Handling the response or in some cases the reaction from someone is hard.
I remember a few years back, Emily was going to step out and do something that was going to be hard. She had heard many stories over why she should not pursue this dream, a dream God had placed on her heart. She came to me to ask if she should pursue this, or just let it go. In pursuing this she had to go to some leaders in our church and state her desires. Kind of scary for a young 18 year old. My question, after she layed out the plan was simply this..."can you handle a "no"?" She thought about it and decided that she could handle the "no". Pursued her dream and actually got a "yes".
How do we handle the response from another when it is not in our favor? How do we handle one's reactions to a difficult situation. This post comes from a conversation I had at my kitchen counter by a young girl wanting to pursue some grown-up dreams. She asked me, much in the same way Emily did a few years back, how to go about it. I asked her the similar question..."can you handle the reaction, those you love will have?"? Thinking through the various responses and realizing that she could.
Have you ever been asked to be completely honest with your feelings about a situation and when you are honest the other person reacts in a less than favorable way. Leaving you feeling empty, frustrated, more at a loss, and overwhelmed. Often it's the very thing that shuts us down from expressing what is truly our heart on many matters.
I think it's easy to forget that others have deep issues too. Others are going to be using a filter which differs from our own. Sadly it's taking me the better part of my 30's to learn that I can not be responsible for the other person's feeling and yet we take responsibility when we see the reactions of another. Often that reaction changes what we first thought was a good plan, idea, thought etc.
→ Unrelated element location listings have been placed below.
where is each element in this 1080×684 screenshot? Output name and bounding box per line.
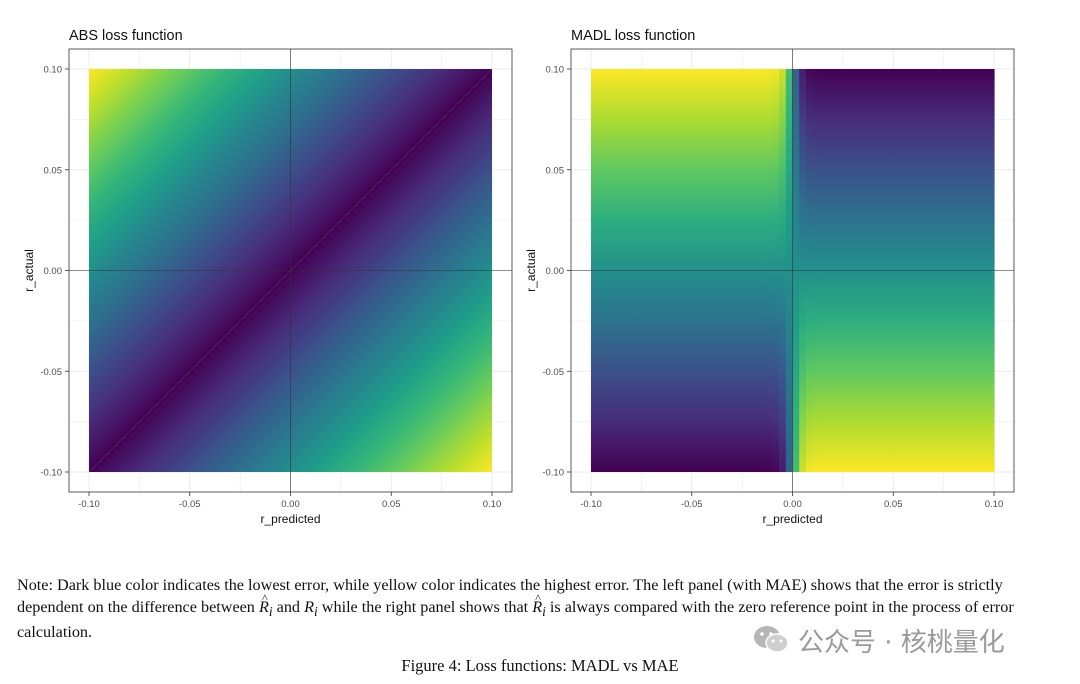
y-tick-label: -0.10 (542, 468, 564, 479)
r-hat-symbol-2: Ri (532, 588, 546, 623)
note-text-3: is always compared with the zero referen… (17, 597, 1014, 642)
x-tick-label: -0.05 (179, 499, 201, 510)
y-tick-label: -0.05 (542, 367, 564, 378)
figure-caption: Figure 4: Loss functions: MADL vs MAE (401, 656, 679, 675)
x-tick-label: 0.10 (985, 499, 1004, 510)
y-tick-label: 0.00 (44, 266, 63, 277)
r-hat-symbol: Ri (259, 588, 273, 623)
x-axis-label: r_predicted (260, 512, 320, 526)
y-tick-label: -0.10 (40, 468, 62, 479)
figure-charts: -0.10 -0.05 0.00 0.05 0.10 -0.10 -0.05 0.00 0.05… (22, 28, 1015, 526)
y-tick-label: 0.10 (44, 65, 63, 76)
x-tick-label: 0.00 (783, 499, 802, 510)
x-tick-label: -0.05 (681, 499, 703, 510)
chart-panel-2: -0.10 -0.05 0.00 0.05 0.10 -0.10 -0.05 0.00 0.05… (524, 28, 1015, 526)
chart-title: MADL loss function (571, 28, 695, 44)
y-tick-label: 0.05 (44, 165, 63, 176)
note-text-2: while the right panel shows that (317, 597, 533, 616)
y-tick-label: 0.00 (546, 266, 565, 277)
y-axis-label: r_actual (524, 249, 538, 292)
figure-note: Note: Dark blue color indicates the lowe… (17, 575, 1047, 644)
r-symbol: Ri (304, 597, 318, 619)
x-tick-label: 0.00 (281, 499, 300, 510)
watermark-text: 公众号 · 核桃量化 (798, 627, 1005, 658)
wechat-icon (754, 626, 789, 653)
y-axis-label: r_actual (22, 249, 36, 292)
watermark: 公众号 · 核桃量化 (752, 622, 1005, 658)
note-and: and (272, 597, 305, 616)
x-tick-label: -0.10 (580, 499, 602, 510)
x-tick-label: 0.05 (382, 499, 401, 510)
y-tick-label: 0.10 (546, 65, 565, 76)
y-tick-label: 0.05 (546, 165, 565, 176)
x-tick-label: -0.10 (78, 499, 100, 510)
chart-panel-1: -0.10 -0.05 0.00 0.05 0.10 -0.10 -0.05 0.00 0.05… (22, 28, 513, 526)
x-tick-label: 0.10 (483, 499, 502, 510)
x-tick-label: 0.05 (884, 499, 903, 510)
y-tick-label: -0.05 (40, 367, 62, 378)
chart-title: ABS loss function (69, 28, 183, 44)
x-axis-label: r_predicted (762, 512, 822, 526)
If Emily did get a "no" in that situation, would that have been reason to stop pursuing her dreams? Absolutely not, it may have just meant that at that time there was not the need or vision for the same. Emily does not have to take that "no" as a defined and clear message from God.
If your intentions are Godly, know that God knows your heart. If your intentions have ulterior motives, are not covered in prayer, and are self-seeking the results can be a catastrophe. You can only know this. Do not be fooled by the world into believing that your intentions are just that well-intended.
I love this passage:
Psalms 3:3-6
Do not let kindness and truth leave you; Bind them around your neck, Write them on the tablet of your heart, So you will find favor and good repute in the sight of God and man. Trust in the Lord with all your heart and lean not on your own understanding. In all your ways acknowledge Him, and He will make your paths straight. Do not be wise in your own eyes; Fear the Lord and turn away from evil.
If you face a difficult situation, involving another, requiring a conversation, and you fear that meeting. Reflect on this passage. Pray over your own heart, and the heart of the other and be prepared for what the response or reaction may be. Can you handle it? Are you ready for it? If you are covering yourself and the situation in prayer God promises in this passage what? "you will find favor and good repute" and "He will make your paths straight".
What is important is that you can not know, or understand the response of the other. God does know and He will give you what you need. So the answer should be YES I can handle the "no". Why? Because I know I have gone to Him first, acknowledge Him and trust what His promises are true and real in my life.
Blessings as we all do life embracing God first and letting Him cover the rest.